RuntimeError: Function 'PowBackward1' returned nan values in its 1st output

Hawk · May 21, 2020, 10:31am

I defined a loss function for my network, and it’s computed as:

    loss = pred.mm(pred.T) - (label.view(-1,1) == label.view(1,-1)).to(dtype=torch.float32)
    loss = loss**2
    loss = torch.pow(loss, (2-loss)**2)
    loss = loss.sum() / (label.size(0)**2 +1.0)    
    return loss

During training, the following error report appeared:
RuntimeError: Function 'PowBackward1' returned nan values in its 1st output.
and this error is traced to the line:
loss = torch.pow(loss, (2-loss)**2)
I’m not clear about how this error is related to this line of code. Can anyone help me out?

albanD · May 21, 2020, 2:44pm

Hi,

What is the value of the loss when it happens?
This is most likely that you reach a value of the loss for which loss.pow((2-loss)**2) is not differentiable.

Hawk · May 27, 2020, 9:32am

Hi, I rewrote the loss and now it’s computed as:

    loss = pred.mm(pred.T) - (label.view(-1,1) == label.view(1,-1)).to(dtype=torch.float32)
    loss = (loss**2).sum()
    loss = loss / (label.size(0)**2 +1.0)
    
    return loss

where pred is computed as:

pred = 1.0 / (1.0 + (-pred).exp())

however, another error occured:

RuntimeError: Function 'ExpBackward' returned nan values in its 0th output.

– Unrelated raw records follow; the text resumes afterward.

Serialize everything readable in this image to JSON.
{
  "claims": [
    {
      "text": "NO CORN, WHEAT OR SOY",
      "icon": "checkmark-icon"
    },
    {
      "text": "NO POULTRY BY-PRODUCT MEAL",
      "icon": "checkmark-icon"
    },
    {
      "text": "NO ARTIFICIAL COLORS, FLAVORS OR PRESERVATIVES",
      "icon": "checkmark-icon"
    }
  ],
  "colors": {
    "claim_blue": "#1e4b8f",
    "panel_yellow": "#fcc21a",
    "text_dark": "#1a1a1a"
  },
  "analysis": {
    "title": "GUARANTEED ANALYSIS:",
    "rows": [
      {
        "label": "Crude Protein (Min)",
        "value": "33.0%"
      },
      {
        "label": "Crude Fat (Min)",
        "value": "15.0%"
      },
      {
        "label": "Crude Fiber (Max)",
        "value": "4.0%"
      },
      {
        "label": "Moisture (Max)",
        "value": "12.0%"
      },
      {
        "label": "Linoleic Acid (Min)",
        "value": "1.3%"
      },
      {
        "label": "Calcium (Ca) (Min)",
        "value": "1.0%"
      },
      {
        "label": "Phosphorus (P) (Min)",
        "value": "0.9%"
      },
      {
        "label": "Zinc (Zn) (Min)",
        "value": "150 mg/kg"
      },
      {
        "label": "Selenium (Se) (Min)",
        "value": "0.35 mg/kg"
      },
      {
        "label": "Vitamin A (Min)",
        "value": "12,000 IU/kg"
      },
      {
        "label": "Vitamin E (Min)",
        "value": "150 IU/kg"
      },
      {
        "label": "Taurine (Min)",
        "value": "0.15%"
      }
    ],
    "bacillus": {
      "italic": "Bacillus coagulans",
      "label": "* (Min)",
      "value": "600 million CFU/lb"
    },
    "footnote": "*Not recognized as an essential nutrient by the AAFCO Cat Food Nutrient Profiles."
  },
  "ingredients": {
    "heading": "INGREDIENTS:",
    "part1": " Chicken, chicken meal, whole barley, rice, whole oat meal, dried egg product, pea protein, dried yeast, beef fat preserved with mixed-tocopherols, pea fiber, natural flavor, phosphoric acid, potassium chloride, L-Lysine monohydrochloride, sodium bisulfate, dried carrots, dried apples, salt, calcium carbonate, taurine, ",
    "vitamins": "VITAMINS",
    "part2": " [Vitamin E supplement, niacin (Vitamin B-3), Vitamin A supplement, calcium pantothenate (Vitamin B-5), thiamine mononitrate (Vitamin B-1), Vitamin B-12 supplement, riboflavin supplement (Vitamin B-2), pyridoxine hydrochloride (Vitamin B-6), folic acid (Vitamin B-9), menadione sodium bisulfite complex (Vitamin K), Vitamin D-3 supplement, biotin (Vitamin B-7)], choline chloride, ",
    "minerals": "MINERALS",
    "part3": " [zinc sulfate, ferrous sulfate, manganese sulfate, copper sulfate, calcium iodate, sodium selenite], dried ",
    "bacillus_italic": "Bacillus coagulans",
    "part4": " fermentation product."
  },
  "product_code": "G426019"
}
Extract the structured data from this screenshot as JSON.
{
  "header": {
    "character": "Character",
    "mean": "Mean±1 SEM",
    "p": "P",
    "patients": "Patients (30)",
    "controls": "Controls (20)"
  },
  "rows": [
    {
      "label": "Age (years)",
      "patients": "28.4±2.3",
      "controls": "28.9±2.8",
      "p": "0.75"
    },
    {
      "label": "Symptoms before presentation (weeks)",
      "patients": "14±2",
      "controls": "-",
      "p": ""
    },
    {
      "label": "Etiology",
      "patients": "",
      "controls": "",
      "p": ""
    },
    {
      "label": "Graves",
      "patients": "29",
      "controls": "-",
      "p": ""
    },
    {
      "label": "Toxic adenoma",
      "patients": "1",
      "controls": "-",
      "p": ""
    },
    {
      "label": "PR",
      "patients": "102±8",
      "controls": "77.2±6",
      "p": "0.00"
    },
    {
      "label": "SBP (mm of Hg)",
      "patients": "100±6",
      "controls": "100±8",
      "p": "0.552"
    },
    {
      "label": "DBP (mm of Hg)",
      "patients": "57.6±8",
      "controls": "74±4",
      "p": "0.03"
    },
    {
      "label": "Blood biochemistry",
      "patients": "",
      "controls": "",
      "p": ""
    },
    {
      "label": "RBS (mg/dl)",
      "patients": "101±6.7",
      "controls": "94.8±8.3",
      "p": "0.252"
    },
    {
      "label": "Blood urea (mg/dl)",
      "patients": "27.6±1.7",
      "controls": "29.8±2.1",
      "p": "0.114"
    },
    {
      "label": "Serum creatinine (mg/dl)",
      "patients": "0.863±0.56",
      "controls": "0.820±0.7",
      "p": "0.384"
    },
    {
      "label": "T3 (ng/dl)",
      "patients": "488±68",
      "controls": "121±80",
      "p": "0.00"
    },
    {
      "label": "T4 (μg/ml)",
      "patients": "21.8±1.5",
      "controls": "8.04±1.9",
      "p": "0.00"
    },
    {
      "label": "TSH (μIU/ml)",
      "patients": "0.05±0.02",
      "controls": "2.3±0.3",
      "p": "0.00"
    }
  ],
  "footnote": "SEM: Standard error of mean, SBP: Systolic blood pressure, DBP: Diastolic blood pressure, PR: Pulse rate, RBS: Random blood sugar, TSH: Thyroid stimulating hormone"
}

which is traced to the ‘.exp’ operation.
The loss value is 0.980656 when this happened. Can you figure this out?

Hawk · May 27, 2020, 11:07am

The error disappeared after I reduced the initial learning rate by half. But I’m still not clear about the mechanism behind.

albanD · May 27, 2020, 11:08am

In that case, what most likely happens is that the value of pred goes to infinite and thus leads to nan in gradients.

xianqian · June 14, 2021, 7:18am

Hello @Hawk ,
You mentioned that “error is traced to this line”. Can you share how you traced it back?